If you want serendipity, you can ask a chatbot to be more spontaneous and suggest more random things. They’re generally happy to oblige… but the company ones are cut short on anything that could even remotely be considered as “harmful”. That includes NSFW, medical, some chemistry and physics, random hypotheticals, and so on.
Powderhorn@beehaw.org 4 weeks ago
Is that really serendipity, though? There’s a huge gap between asking a predictive model to be spontaneous and actual spontaneity.
Still, I’m curious what you run locally. I have a Pixel 6 Pro, so while it has a Tensor CPU, it wasn’t designed for this use case.
jarfil@beehaw.org 1 week ago
I’m running ollama in termux on a Samsung Galaxy A35 with 8GB of RAM (+8GB of swap, which is useless for AI), and the Ollama app. Models up to 3GB work reasonably fine on just the CPU.
Serendipity is a side effect of the temperature setting. LLMs randomly jump between related concepts, which exposes stuff you might, or might not, have thought about by yourself. It isn’t 100% spontaneous, but on average it ends up working “more than nothing”. Between that and bouncing ideas off it, they have a use.
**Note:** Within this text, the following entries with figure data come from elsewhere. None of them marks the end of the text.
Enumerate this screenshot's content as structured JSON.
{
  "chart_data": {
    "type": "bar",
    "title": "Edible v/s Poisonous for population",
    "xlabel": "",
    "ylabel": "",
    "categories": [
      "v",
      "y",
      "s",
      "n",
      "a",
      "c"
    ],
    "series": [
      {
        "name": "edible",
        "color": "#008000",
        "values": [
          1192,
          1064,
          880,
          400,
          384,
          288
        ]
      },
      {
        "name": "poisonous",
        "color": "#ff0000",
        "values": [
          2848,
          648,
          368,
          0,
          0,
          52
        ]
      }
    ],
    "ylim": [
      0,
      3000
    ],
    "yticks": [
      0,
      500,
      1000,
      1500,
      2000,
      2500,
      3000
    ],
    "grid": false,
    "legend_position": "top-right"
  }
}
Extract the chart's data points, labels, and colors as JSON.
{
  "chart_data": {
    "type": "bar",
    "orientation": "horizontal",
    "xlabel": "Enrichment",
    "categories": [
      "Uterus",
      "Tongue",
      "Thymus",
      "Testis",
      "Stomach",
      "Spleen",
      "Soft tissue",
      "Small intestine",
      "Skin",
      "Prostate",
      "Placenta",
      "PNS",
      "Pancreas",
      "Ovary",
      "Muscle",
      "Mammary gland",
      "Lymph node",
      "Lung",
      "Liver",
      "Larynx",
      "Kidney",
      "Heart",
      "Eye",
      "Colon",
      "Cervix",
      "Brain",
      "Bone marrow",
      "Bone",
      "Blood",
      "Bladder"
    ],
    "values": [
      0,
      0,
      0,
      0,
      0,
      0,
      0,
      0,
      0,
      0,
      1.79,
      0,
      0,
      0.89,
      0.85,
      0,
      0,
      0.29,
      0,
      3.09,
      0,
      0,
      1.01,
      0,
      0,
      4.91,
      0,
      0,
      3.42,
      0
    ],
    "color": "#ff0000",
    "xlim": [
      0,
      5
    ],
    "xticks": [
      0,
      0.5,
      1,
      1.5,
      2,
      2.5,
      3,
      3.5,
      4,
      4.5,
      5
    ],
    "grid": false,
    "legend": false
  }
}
With 12GB RAM, you might be able to load models up to 7GB or so… but without tensor acceleration, they’ll likely be pretty sluggish. 3GB CoT models already take a while to go through their paces on just the CPU.
TehPers@beehaw.org 4 weeks ago
You can see if a friend can run an inferencing server for you. Maybe someone you know can run Open WebUI or something?